オーストリアの勲章を受章した岡部武彦さん=本人提供

 東京都奥多摩町出身の声楽家で山梨県立大客員教授の岡部武彦さん(56)=昭島市=が、音楽活動や国際交流の功績を評価され、オーストリアの勲章「有功栄誉金賞」を受章した。「音楽を通じ、若い人に国際的な視野を持つきっかけづくりをしてきた。とても光栄」と話している。(宮本隆康)

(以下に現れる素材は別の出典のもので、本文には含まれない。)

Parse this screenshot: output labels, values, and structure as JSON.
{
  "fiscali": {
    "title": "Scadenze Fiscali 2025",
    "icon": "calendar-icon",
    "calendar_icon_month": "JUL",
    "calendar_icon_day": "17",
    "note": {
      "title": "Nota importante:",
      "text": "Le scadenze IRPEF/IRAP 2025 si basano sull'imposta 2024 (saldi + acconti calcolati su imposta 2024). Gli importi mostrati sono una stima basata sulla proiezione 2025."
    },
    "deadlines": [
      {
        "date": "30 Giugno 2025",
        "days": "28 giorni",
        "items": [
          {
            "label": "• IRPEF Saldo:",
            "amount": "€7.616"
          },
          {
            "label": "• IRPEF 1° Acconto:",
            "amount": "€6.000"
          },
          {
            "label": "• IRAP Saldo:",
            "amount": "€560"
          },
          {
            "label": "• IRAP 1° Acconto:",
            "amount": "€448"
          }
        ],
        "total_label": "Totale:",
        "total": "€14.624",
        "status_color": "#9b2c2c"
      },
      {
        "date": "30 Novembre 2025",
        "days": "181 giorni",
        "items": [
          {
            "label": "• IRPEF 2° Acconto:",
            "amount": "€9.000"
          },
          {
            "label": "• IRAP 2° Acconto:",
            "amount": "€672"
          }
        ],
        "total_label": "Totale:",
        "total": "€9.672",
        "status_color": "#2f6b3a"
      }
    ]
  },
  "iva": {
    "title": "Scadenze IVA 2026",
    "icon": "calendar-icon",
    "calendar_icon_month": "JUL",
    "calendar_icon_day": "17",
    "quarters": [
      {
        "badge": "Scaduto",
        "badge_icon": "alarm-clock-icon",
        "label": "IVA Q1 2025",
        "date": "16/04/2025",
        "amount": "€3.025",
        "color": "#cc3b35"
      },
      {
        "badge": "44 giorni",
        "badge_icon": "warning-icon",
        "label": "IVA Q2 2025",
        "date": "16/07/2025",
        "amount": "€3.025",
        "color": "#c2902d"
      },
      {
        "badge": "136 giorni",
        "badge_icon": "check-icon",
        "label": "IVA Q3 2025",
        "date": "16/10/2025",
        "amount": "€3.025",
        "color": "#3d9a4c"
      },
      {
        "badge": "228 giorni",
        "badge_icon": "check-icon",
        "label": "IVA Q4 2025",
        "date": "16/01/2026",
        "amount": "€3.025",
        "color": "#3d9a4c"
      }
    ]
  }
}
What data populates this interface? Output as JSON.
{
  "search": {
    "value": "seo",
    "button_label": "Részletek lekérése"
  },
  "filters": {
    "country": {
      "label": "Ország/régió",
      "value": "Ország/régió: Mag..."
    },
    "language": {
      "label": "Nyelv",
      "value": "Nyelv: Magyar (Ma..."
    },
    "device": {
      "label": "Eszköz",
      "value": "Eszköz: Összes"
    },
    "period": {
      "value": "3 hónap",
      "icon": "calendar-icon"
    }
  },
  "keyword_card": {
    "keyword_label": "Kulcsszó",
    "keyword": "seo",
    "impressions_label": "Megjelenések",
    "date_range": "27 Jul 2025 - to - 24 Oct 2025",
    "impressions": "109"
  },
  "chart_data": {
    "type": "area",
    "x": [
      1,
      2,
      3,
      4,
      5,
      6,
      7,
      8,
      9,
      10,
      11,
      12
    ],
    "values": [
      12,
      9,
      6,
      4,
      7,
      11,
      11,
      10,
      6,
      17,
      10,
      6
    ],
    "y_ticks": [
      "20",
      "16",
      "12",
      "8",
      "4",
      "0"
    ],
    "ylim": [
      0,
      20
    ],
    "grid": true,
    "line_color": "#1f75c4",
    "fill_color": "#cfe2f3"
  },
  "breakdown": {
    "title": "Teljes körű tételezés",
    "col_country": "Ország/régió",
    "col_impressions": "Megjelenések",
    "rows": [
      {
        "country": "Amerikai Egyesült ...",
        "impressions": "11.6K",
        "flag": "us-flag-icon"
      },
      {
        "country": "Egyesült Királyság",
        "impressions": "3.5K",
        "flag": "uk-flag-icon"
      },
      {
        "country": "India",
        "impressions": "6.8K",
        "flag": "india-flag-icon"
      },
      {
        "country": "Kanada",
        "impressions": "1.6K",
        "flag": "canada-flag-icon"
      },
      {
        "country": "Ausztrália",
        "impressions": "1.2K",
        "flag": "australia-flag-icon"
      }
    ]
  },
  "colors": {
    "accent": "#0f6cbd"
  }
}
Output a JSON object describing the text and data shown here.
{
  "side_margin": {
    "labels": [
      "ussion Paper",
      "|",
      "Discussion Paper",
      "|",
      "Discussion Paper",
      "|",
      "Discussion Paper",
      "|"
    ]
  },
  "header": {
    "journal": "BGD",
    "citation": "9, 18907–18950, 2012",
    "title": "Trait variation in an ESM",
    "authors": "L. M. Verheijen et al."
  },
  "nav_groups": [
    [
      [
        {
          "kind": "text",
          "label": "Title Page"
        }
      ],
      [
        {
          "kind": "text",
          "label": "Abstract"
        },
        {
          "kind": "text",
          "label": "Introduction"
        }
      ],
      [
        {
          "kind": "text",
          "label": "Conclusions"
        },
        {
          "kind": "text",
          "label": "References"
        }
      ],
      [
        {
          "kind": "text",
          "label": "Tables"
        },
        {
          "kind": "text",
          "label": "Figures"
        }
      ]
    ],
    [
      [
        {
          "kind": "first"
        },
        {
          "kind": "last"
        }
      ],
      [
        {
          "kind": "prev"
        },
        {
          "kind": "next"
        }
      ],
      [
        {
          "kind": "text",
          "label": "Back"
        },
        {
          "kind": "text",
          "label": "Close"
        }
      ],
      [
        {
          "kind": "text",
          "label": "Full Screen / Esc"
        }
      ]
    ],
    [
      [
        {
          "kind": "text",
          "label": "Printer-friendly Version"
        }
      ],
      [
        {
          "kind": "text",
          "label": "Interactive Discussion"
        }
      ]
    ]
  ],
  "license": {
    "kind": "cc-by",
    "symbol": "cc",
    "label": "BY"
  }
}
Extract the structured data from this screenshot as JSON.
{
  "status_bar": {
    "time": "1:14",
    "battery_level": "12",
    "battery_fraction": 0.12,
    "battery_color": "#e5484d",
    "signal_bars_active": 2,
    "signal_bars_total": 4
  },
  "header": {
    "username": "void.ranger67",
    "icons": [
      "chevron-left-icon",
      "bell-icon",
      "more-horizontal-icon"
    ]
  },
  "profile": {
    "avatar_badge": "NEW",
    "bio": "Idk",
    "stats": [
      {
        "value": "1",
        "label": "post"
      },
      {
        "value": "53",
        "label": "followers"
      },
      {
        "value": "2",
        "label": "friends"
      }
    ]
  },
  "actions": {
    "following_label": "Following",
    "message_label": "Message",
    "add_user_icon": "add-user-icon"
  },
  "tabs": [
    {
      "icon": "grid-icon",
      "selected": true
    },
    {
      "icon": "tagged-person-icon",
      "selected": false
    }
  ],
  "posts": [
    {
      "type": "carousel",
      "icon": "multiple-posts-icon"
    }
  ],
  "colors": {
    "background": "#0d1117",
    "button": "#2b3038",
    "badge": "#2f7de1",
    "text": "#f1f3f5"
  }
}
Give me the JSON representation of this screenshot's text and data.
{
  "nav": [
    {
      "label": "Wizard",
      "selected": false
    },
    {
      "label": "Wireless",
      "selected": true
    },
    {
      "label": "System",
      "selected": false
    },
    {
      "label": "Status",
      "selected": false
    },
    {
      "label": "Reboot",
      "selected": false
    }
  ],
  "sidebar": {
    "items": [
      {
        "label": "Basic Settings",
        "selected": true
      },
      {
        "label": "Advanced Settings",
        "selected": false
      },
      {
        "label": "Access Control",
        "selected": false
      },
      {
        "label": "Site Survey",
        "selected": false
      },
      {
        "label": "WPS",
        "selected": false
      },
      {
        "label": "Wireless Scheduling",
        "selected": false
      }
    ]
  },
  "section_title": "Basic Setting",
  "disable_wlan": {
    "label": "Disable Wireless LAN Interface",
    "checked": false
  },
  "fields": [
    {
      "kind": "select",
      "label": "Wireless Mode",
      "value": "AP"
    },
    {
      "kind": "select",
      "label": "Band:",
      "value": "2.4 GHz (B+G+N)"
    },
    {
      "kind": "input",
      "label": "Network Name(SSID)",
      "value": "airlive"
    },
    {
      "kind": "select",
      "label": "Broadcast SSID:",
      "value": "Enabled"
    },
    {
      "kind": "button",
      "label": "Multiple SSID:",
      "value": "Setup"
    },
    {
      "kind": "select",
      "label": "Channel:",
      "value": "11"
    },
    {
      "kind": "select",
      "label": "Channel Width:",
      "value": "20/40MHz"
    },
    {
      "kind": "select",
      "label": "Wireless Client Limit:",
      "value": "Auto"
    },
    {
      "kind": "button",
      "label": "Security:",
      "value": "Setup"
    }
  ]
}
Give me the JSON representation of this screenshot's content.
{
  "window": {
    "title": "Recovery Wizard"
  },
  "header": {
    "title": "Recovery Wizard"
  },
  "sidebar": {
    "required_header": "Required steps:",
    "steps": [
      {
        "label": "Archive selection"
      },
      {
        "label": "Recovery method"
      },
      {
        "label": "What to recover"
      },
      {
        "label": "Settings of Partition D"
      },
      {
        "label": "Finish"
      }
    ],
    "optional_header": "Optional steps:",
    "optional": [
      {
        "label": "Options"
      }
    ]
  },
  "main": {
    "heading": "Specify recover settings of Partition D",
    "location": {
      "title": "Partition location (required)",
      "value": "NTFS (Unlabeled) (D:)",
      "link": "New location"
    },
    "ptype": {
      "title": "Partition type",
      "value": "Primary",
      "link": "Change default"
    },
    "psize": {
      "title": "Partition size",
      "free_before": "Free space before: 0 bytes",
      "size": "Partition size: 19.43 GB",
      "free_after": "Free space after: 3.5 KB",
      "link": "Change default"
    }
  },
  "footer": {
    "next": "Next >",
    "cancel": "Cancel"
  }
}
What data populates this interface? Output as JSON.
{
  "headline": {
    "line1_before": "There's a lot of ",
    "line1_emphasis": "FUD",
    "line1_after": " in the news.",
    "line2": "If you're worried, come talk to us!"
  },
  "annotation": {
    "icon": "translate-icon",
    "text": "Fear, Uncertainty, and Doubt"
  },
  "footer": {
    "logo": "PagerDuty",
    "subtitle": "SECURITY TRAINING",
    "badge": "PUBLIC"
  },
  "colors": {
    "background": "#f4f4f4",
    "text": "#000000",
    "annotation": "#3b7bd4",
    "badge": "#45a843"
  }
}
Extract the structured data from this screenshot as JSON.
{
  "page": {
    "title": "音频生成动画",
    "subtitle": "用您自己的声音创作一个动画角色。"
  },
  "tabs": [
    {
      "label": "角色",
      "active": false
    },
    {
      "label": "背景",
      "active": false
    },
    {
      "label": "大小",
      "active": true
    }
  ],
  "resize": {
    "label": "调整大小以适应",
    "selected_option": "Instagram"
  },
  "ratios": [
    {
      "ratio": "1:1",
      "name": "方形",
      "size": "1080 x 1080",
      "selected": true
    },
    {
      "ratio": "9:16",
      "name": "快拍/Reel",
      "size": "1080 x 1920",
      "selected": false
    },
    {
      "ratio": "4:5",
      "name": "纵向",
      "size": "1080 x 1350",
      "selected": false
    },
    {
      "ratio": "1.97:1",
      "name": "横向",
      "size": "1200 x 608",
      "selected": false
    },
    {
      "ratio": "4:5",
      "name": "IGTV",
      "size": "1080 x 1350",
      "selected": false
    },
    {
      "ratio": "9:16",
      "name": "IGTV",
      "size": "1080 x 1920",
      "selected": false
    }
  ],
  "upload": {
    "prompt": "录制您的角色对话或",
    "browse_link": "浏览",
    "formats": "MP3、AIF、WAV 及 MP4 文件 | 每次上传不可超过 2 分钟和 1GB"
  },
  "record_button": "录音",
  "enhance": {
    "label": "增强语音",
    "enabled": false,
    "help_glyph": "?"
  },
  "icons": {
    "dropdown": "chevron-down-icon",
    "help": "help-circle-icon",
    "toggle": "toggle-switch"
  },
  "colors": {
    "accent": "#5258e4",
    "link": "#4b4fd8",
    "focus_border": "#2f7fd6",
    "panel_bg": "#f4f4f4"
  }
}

 岡部さんは一九九四年、二十八歳の時にウィーン国立音大の声楽科に留学。修了後はスペインのバルセロナに移り、欧州の両国で約十五年間にわたり音楽活動をしていた。「耳が良いから声楽の指導に向いている」と勧められたのを機に、オペラ歌手などの育成にも取り組んできた。
 二〇〇八年に日本に拠点を移したが、ウィーン国際文化協会の第一副会長に就任。ウィーンの音楽家を招いたり、日本の子どもの合唱団を派遣したりと国際交流や音楽教育に力を入れ、国内の多くのイベントで音楽監督を務めている。
 多摩地域でも、福生市などの小中学生をウィーン少年合唱団と共演させたり、奥多摩町の中学生らの合唱団をウィーンの合唱祭に参加させたりしてきた。
 「若い人に、本場の音楽に触れてほしい」との思いで音楽交流に取り組んでいるという。「音楽で日本と海外の評価基準は違う。日本で評価されなくても海外で高評価の人はたくさんいる。井の中のかわずになってしまうのは、もったいない」と指摘する。「長く続けてきたことが評価されたのでは」と受章を喜ぶとともに「さらに精進して活動し、音楽交流の経験を若い人に生かしてもらいたい」と願っている。